RSI – Relative Strength Index

RSI (Relative Strength Index) is a technical momentum indicator that compares the magnitude of recent gains to recent losses in an attempt to determine overbought and oversold conditions of an asset. This indicator is an extremely popular. It is calculated using the following formula:

RSI = 100 – 100/(1 + RS*)
*RS = Average of x days’ up closes / Average of x days’ down closes. RSI calculation is based on 14 periods, which is the default.

RSI oscillates between zero and 100. Traditionally, RSI is considered overbought when above 70 and oversold when below 30. Signals can also be generated by looking for divergences, failure swings and centerline crossovers.

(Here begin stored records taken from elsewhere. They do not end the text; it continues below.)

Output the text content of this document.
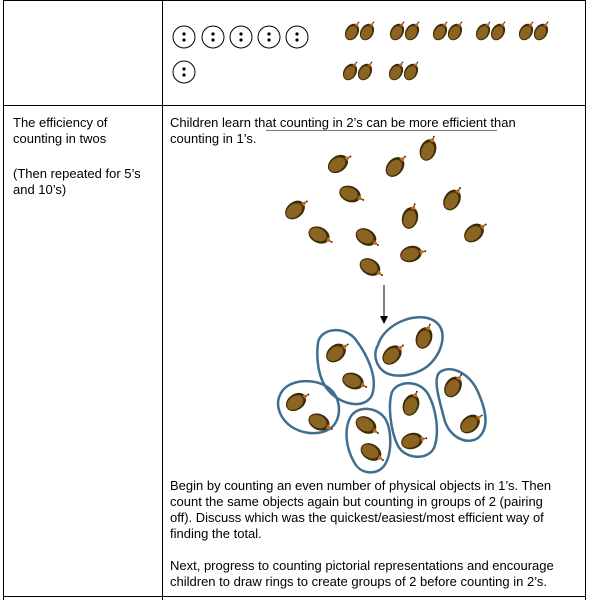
The efficiency of
counting in twos
(Then repeated for 5’s
and 10’s)
Children learn that counting in 2’s can be more efficient than
counting in 1’s.
Begin by counting an even number of physical objects in 1’s. Then
count the same objects again but counting in groups of 2 (pairing
off). Discuss which was the quickest/easiest/most efficient way of
finding the total.
Next, progress to counting pictorial representations and encourage
children to draw rings to create groups of 2 before counting in 2’s.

RSI can also be used to identify the general trend.

rsi finilacom

How to use Relative Strength Index (RSI)

While a price moves, RSI traverses somewhere between 0 and 100. Such is the formula that the value of RSI can never breach these two boundaries. In the best and worst cases the value can stick to these boundaries for some days or even months (mostly in the cases of penny stocks).

For technical analysis, we primarily consider 30 and 70 levels. These are the boundaries of technical predictions in RSI context. Anything below 30 or above 70 is out of TA domain.

Above 70 its called overbought and below 30, oversold.

People often come to a quick conclusion and start trading with “short at 70 and long at 30” mindset which looks to be working pretty well on historical data and soon realize that what looked good historically didn’t work very well at all.

So, how do we act when a stock is weakening and RSI is approaching 30. Lets say in some stock yesterday the RSI was 35 and Stock takes another sharp dip today and RSI reaches 32 near closing time. It is still not a buy. Chances are tomorrow it may or may not be oversold and go below 30. So, we will again watch it the next day.

The idea here is to avoid any risk which may not follow market forces in our favour. So, there can be several cases.

1. RSI just holds above 30 for greater part of the session. Here we can think of going long in small. But there should also be an alert and stop if it doesn’t hold and falls below 30. In that case we are out with minor loss. We will wait for RSI to come above 30 again for a possible long. The loss may repeat several times if it behaves erratically until the session is closed above 30 with a long position in our hand but, it still has some dangers involved.

3. RSI holds above 30 and there is no major buying visible in the stock. We will let the session end without making any position. Next day the new candle starts forming, prices are a little up and RSI looks to be turning up. Making longs at this condition has highest probability of success. This is also the most conservative approach applied by most of the traders most of the time.

3. RSI breaches 30 its value is 28, 26 or anything below 30. Absolutely no buying. people often buy on these levels in anticipation of an upside. This is quite dangerous as downward price movement is sharper under 30. That’s why it is called oversold. Everybody is selling and getting rid of it. No buying at all. RSI may turn up from under 30 values hitting 30 and falling again n again. Stock will keep forming new sharp lows every time it repeats that. Finally, when RSI closes above 30 some day, it will be a good time to go long.

The idea is simply to be a buyer only when RSI seems to be taking support at 30 and turning up or to buy when it has traversed under 30 and comes above 30. Closing above 30 is important.

Same is applied when RSI goes to 70. The time frames which are universally looked for these are monthly, weekly, Daily, 4H, 1H, 30min.,15min. and 5minute. Monthly and weekly for medium term, Daily – short term, 4H – intra to couple of days, 1H – 5minute for intraday. A rough idea basically. If in larger timeframes it is overbought or oversold then trading in lower time frames should be avoided unless one is more experienced.

Another very important level is exactly the mid point of 30 and 70 which is 50. Sometimes stock may(or may not) reverse from 50 and we need to apply the same technique making a decision near 50 level.